You do this using the modulus operator, %

n % k == 0

evaluates true if and only if n is an exact multiple of k. In elementary maths this is known as the remainder from a division.

In your current approach you perform a division and the result will be either

• always an integer if you use integer division, or
• always a float if you use floating point division.

It's just the wrong way to go about testing divisibility.

Answer 2

You can simply use % Modulus operator to check divisibility.
For example: n % 2 == 0 means n is exactly divisible by 2 and n % 2 != 0 means n is not exactly divisible by 2.

Answer 3

You can use % operator to check divisiblity of a given number

The code to check whether given no. is divisible by 3 or 5 when no. less than 1000 is given below:

n=0
while n<1000:
    if n%3==0 or n%5==0:
        print n,'is multiple of 3 or 5'
    n=n+1

Answer 4

I had the same approach. Because I didn't understand how to use the module(%) operator.

6 % 3 = 0 *This means if you divide 6 by 3 you will not have a remainder, 3 is a factor of 6.

Now you have to relate it to your given problem.

if n % 3 == 0 *This is saying, if my number(n) is divisible by 3 leaving a 0 remainder.

Add your then(print, return) statement and continue your

Answer 5

This code appears to do what you are asking for.

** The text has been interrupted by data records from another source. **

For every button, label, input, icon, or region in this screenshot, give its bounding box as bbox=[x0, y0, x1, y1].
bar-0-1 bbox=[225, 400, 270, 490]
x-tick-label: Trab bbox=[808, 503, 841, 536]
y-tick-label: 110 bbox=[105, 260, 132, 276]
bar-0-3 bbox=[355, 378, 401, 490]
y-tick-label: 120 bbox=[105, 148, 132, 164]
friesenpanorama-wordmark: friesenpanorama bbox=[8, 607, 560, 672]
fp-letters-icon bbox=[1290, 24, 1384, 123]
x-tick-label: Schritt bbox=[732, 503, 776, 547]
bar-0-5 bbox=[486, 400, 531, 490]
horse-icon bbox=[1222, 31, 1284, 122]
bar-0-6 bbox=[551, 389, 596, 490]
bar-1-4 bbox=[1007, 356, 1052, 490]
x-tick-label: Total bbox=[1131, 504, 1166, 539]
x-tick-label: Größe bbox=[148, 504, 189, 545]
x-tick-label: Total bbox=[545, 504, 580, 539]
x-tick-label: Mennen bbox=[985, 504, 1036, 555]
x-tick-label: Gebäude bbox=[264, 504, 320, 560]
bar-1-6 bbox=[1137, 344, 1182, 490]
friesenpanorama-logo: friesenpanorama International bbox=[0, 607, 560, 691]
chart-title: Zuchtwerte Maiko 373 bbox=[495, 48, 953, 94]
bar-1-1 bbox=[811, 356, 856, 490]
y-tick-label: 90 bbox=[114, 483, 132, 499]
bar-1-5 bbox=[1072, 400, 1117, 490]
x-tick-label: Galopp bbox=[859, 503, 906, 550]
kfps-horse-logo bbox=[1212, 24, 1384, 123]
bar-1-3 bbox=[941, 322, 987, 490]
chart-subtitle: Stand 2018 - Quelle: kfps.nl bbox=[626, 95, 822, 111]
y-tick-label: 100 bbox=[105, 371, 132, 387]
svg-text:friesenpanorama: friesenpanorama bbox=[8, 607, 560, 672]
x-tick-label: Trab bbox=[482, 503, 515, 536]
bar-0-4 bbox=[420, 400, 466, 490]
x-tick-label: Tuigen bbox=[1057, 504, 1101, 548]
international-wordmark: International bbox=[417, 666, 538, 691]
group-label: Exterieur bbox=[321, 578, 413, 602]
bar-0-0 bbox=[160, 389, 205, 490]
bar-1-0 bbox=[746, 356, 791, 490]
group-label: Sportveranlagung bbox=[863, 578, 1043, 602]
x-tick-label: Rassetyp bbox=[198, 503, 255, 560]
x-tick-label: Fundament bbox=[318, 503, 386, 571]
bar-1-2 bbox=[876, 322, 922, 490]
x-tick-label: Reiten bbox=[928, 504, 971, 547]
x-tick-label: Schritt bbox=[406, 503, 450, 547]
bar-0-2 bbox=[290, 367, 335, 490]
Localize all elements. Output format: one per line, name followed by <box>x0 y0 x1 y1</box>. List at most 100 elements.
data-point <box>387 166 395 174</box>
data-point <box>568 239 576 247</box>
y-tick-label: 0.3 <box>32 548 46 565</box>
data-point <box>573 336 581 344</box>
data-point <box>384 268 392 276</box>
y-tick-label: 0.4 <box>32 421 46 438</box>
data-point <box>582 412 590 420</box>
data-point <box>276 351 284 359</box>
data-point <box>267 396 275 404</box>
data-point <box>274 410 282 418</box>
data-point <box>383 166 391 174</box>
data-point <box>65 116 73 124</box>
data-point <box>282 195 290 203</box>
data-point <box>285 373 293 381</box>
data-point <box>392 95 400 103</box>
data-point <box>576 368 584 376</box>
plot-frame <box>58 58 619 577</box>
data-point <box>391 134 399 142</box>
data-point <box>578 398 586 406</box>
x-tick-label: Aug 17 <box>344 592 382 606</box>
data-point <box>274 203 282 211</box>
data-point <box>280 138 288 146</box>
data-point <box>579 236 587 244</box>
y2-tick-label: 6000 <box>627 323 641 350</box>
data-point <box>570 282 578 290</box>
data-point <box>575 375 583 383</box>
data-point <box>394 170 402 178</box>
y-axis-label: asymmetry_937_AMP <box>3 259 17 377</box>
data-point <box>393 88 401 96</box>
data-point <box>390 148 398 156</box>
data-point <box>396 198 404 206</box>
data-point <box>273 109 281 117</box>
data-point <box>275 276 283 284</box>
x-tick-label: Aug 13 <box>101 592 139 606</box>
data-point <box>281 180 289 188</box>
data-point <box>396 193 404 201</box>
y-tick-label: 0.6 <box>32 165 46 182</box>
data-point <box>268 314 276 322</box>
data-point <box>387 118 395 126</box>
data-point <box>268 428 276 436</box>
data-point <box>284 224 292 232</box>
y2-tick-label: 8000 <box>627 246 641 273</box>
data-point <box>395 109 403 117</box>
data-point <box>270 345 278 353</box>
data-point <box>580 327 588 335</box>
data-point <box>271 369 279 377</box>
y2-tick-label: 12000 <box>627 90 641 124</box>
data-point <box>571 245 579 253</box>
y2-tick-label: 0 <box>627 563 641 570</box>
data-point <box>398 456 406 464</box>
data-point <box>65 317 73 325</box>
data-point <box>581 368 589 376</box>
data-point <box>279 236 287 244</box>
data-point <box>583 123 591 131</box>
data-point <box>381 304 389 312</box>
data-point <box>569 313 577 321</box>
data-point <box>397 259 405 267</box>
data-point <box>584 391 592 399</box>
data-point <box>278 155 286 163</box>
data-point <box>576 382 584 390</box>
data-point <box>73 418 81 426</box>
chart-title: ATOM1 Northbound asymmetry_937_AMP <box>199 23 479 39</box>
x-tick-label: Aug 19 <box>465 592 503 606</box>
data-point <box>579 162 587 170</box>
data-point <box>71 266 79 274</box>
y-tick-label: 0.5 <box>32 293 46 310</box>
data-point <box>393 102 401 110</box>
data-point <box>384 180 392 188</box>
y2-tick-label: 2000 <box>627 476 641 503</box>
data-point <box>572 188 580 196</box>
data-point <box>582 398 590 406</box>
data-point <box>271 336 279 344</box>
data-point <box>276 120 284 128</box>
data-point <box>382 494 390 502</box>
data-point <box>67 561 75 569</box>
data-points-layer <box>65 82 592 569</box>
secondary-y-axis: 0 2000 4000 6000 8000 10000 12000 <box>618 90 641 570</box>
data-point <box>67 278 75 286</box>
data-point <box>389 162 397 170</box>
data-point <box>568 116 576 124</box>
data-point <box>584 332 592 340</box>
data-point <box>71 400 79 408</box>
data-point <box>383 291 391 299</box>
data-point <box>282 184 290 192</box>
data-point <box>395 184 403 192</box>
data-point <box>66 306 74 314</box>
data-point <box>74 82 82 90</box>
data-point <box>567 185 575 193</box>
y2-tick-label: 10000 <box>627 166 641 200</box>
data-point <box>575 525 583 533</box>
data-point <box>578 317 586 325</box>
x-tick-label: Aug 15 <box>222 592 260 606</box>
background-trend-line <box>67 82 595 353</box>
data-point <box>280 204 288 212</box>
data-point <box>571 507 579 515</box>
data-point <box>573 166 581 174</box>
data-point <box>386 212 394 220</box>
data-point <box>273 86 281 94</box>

for value in range(1,1000):
    if value % 3 == 0 or value % 5 == 0:
        print(value)

Or something like

for value in range(1,1000):
    if value % 3 == 0 or value % 5 == 0:
        some_list.append(value)

Or any number of things.

Answer 6

a = 1400
a1 = 5
a2 = 3

b= str(a/a1)
b1 = str(a/a2)
c =b[(len(b)-2):len(b)]
c1 =b[(len(b1)-2):len(b1)]
if c == ".0":
    print("yeah for 5!")
if c1 == ".0":
    print("yeah for 3!")

Answer 7

For small numbers n%3 == 0 will be fine. For very large numbers I propose to calculate the cross sum first and then check if the cross sum is a multiple of 3:

def is_divisible_by_3(number):
    if sum(map(int, str(number))) % 3 != 0:
        my_bool = False
    return my_bool

Answer 8

Try this ...

public class Solution {

  public static void main(String[] args) {
    long t = 1000;
    long sum = 0;

    for(int i = 1; i<t; i++){
            if(i%3 == 0 || i%5 == 0){
                sum = sum + i;
            }
        }
        System.out.println(sum);    
  }
}

Answer 9

The simplest way is to test whether a number is an integer is int(x) == x. Otherwise, what David Heffernan said.